Irritierend finde ich, dass Inga kaum eine Rolle spielt -
Weder wird um sie getrauert noch spürt man irgendeine Fassungslosigkeit über ihren sinnlosen Tod.
Alles sehr verhalten, das schon, aber ich sehe im Verhalten der Eltern eine tiefe tiefe Trauer. "Karl Li trug an einer Bürde" (S. 133). Der Vater ist eigentlich sprachlos vor Kummer, aber trotzdem: er bemüht sich, seinen Sohn zu retten, auch er - meine ich - fürchtet, dass er sich etwas antut. Er will nicht das zweite Kind verlieren.
Er kann ihn nicht freisprechen und kein Verständnis für die Tat formulieren, aber er bietet ihm den Rückhalt der Familie. Das Gespräch Vater-Sohn hat mir gut gefallen. Karl formuliert, dass die Familie Schutz gewährt, indem sie das Unglück mitträgt.
Mari verhält sich wie ihr Mann, obwohl wir nichts von einer Absprache zwischen beiden lesen: als Rolv nach Hause kommt, betont sie auch die Wichtigkeit des Zuhauses. Karl und Mari sind einander verbunden in ihrem Denken.
Die Trauer der Mutter ist etwas ganz Eigenes und Ungewöhnliches. Sie stellt das Zimmer mit Kerzen und Leuchtern voll, sie erhellt es mit allem, was ihr zur Verfügung steht - und Karl sieht das und fühlt, dass man das Zimmer mit der toten Tochter nun leichter betreten kann, weil es so hell ist. Ihr Mann ist ihr sehr dankbar dafür (S. 165).
Der Tod der Tochter wird für ihn leichter.
Mir gefällt das Bild so gut: "als wäre das Zimmer ein Schiff" (S. 164), dieses Bild des Toten, der auf einem Schiff bzw. über das Wasser aus dem Leben fährt - ob das Charon und die Flüsse Lethe, Styx, Acheron (und wie sie alle heißen) sind - mir fallen natürlich Böcklins Gemäde "Toteninsel" ein - hier setzt der Autor viele Assoziationen frei. Und was wichtig ist: Mari "war mit an Bord" (S. 165). Sie entfernt sich mit der Tochter aus dem Leben. Eine kürzere Beschreibung von Trauer und Verzweiflung habe ich noch nie gelesen.

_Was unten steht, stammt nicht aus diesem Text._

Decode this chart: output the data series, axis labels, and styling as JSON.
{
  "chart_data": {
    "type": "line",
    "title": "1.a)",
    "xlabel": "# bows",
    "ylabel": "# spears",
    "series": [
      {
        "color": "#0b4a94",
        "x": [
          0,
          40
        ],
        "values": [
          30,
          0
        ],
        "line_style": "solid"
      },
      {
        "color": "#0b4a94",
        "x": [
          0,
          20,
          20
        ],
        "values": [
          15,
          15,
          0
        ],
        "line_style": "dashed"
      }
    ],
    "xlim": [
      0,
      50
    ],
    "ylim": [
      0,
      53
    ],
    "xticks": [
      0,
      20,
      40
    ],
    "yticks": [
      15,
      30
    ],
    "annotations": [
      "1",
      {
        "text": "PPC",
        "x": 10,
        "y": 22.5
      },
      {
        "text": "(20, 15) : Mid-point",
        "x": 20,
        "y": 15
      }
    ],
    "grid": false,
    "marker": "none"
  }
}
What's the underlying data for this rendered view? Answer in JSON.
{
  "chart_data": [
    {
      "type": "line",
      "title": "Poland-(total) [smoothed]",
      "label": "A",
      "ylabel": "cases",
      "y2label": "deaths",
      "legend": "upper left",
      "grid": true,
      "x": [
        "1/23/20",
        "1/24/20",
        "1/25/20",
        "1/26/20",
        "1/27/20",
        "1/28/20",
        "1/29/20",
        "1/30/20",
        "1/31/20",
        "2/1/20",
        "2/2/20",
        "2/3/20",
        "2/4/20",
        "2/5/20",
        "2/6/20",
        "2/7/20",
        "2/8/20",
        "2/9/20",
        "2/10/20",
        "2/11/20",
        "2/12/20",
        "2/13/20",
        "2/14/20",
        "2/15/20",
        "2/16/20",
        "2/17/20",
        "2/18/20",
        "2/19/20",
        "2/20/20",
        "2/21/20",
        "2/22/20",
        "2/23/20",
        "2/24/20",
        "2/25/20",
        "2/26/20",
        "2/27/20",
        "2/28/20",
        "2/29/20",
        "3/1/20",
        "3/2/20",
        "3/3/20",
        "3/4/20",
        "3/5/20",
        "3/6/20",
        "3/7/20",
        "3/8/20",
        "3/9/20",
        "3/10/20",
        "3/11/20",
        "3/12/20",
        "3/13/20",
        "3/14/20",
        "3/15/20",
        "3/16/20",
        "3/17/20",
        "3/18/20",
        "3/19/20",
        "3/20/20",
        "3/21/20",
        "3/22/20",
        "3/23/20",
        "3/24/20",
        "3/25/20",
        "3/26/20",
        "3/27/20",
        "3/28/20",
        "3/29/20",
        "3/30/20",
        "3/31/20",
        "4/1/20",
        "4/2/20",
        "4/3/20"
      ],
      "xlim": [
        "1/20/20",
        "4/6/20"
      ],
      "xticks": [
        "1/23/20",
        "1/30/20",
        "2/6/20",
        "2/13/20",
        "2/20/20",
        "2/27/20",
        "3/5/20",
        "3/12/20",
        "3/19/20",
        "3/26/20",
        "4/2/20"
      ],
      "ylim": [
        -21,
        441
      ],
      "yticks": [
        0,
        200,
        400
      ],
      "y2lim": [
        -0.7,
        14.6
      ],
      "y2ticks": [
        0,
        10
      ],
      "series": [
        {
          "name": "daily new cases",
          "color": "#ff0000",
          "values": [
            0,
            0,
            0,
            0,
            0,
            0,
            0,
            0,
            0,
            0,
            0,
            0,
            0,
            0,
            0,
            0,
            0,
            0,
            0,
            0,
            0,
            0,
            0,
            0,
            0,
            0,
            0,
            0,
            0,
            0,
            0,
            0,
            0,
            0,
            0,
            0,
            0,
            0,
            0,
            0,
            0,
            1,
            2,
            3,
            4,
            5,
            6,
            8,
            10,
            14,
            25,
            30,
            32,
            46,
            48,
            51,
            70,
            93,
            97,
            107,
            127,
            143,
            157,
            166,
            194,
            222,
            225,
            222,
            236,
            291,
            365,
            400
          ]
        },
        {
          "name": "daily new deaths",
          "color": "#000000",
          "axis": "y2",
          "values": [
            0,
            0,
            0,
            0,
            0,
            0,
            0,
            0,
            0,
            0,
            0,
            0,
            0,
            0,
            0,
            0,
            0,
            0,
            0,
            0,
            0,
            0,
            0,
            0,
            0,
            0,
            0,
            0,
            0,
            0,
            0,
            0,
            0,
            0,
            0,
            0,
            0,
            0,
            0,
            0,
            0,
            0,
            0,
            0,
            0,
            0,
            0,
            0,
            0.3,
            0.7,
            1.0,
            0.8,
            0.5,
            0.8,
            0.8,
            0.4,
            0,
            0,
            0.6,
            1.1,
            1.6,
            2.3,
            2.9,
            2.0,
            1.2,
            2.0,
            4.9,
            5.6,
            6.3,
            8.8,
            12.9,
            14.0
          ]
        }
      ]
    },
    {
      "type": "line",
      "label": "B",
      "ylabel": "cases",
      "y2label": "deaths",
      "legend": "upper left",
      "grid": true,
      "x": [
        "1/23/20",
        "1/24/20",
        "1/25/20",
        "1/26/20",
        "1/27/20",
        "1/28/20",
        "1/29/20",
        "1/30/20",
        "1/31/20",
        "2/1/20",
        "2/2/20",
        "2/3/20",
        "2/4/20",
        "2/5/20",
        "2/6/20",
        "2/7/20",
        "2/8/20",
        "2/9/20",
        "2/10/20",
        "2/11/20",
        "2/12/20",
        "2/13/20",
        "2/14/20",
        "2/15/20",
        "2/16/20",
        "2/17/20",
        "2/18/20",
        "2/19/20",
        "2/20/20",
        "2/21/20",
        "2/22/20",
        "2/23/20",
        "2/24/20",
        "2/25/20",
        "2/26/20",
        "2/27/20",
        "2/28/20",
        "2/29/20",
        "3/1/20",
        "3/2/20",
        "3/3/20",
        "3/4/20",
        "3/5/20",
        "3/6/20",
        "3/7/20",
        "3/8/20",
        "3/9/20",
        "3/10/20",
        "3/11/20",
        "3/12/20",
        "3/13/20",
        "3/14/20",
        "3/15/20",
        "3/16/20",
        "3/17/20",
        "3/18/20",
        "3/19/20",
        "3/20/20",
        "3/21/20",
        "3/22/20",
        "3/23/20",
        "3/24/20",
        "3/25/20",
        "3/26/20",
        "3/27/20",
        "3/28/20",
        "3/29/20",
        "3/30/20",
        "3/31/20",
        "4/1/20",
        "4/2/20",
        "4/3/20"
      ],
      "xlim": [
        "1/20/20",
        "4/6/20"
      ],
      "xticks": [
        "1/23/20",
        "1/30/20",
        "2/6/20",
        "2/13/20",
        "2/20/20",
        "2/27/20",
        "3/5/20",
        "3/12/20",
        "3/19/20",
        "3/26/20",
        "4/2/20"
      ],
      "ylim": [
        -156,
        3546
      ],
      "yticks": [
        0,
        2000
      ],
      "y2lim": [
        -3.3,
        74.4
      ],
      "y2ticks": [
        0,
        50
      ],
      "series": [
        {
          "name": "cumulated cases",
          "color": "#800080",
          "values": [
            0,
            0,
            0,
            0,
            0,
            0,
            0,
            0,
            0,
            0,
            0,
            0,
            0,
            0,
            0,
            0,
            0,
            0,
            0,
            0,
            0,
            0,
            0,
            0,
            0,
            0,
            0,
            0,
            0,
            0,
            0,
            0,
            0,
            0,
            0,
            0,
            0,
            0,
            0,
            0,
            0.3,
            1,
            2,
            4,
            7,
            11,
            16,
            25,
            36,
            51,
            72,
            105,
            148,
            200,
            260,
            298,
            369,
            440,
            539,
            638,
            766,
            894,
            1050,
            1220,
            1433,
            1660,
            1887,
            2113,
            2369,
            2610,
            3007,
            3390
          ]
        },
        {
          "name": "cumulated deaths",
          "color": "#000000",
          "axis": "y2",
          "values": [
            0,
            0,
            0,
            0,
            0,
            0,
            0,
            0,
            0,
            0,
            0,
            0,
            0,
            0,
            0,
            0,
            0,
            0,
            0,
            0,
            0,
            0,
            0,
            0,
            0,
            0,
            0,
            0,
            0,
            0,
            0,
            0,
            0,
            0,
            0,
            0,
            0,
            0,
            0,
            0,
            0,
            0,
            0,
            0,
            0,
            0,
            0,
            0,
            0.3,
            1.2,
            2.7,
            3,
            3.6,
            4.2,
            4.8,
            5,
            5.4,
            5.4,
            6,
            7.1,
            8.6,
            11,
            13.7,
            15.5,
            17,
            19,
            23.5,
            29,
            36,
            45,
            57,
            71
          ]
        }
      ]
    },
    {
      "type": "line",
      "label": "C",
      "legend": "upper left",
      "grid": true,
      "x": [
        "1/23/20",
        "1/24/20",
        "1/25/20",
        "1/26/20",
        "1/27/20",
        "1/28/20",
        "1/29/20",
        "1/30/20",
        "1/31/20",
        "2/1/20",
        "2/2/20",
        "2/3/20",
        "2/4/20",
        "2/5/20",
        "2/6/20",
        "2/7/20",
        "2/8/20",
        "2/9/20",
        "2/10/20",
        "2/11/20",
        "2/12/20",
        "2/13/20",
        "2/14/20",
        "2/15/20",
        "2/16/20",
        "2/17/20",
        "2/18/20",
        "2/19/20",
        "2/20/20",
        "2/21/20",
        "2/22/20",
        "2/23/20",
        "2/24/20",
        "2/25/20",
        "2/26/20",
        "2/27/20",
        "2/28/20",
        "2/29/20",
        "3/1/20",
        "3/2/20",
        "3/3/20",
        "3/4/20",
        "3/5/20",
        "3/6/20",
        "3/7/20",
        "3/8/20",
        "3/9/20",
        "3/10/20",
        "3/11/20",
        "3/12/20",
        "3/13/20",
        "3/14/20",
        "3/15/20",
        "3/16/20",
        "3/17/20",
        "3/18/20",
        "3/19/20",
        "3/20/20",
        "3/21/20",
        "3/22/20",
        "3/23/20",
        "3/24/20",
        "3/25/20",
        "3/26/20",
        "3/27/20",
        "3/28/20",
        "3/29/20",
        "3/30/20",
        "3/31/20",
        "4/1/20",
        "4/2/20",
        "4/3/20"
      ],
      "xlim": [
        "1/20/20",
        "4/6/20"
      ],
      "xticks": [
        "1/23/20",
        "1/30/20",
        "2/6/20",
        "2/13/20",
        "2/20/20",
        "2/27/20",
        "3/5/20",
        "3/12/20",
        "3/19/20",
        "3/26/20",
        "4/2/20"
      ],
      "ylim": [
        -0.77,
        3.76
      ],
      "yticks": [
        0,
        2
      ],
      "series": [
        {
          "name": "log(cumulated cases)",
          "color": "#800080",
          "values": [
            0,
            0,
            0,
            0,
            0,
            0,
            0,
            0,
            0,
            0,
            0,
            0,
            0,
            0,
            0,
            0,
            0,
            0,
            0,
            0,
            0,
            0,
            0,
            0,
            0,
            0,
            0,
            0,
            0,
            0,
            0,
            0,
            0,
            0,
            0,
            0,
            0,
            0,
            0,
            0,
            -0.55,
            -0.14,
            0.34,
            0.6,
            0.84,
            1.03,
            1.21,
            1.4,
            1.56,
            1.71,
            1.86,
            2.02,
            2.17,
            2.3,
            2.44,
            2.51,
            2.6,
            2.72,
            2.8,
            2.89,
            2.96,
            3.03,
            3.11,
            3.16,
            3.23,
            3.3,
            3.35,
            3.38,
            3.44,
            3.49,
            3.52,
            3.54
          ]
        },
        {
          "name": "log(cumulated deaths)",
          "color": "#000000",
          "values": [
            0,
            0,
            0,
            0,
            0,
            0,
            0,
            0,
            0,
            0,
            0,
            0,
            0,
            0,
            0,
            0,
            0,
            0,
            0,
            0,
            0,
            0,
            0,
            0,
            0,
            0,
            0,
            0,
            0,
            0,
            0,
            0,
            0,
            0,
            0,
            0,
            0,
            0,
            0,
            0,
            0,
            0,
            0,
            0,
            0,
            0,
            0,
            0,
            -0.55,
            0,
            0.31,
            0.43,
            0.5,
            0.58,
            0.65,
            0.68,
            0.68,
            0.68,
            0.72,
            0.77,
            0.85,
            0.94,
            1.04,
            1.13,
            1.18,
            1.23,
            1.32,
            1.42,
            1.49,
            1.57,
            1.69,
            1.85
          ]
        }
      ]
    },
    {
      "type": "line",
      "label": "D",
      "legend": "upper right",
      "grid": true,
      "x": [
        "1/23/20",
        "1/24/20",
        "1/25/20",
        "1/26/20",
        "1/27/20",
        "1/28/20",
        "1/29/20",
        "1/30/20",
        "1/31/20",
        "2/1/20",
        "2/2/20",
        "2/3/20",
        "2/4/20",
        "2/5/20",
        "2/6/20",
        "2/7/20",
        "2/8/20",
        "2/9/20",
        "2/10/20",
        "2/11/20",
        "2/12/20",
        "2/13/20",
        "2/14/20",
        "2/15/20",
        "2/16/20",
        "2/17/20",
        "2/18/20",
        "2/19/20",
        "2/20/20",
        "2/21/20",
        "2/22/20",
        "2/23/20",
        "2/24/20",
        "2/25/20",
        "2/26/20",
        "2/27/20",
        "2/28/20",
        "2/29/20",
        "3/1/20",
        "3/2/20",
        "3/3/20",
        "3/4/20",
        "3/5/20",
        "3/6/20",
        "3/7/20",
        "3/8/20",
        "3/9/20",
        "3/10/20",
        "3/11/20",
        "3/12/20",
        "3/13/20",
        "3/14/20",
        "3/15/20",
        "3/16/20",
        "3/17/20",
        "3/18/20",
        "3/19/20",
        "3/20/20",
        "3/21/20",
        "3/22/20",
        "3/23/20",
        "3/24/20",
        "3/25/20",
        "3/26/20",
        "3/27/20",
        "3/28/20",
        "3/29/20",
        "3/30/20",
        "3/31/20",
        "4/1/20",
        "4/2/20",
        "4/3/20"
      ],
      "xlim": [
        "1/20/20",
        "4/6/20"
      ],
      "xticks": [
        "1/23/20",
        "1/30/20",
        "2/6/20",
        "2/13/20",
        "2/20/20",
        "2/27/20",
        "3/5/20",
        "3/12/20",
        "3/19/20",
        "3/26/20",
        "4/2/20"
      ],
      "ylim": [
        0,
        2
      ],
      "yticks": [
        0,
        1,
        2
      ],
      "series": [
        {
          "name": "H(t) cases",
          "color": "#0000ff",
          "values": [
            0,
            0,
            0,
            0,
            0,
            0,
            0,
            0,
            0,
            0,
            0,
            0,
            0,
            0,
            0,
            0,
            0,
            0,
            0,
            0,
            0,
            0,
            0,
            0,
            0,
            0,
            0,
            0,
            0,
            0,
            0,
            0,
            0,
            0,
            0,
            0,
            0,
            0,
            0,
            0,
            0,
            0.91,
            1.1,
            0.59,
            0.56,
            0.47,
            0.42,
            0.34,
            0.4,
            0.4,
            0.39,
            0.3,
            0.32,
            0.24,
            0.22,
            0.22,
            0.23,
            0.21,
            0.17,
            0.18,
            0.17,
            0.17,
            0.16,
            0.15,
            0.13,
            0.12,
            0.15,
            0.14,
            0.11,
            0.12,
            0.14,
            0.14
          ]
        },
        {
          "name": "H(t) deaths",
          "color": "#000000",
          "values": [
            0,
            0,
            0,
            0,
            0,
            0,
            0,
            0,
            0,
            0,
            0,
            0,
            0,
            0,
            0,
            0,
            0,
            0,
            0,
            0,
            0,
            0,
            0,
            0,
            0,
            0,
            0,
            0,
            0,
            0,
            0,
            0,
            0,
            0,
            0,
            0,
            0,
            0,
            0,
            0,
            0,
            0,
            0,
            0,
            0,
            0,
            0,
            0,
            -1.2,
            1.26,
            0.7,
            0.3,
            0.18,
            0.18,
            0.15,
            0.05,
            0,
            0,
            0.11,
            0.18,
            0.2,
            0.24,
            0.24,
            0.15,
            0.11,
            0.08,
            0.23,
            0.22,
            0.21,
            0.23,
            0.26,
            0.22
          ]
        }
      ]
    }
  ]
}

Ob Kari an die Totengöttin Hel erinnern soll?
Und Karl erkennt ihre große Angst um den Sohn: "dass sie sich selbst wohl jetzt als kinderlos begriff" (S. 165).
Da scheint eine große Liebe zu sein zwischen den Eheleuten, in dieser extremen Situation, und diese Liebe führt auch dazu, dass Karl sich so sehr um den Sohn bemüht.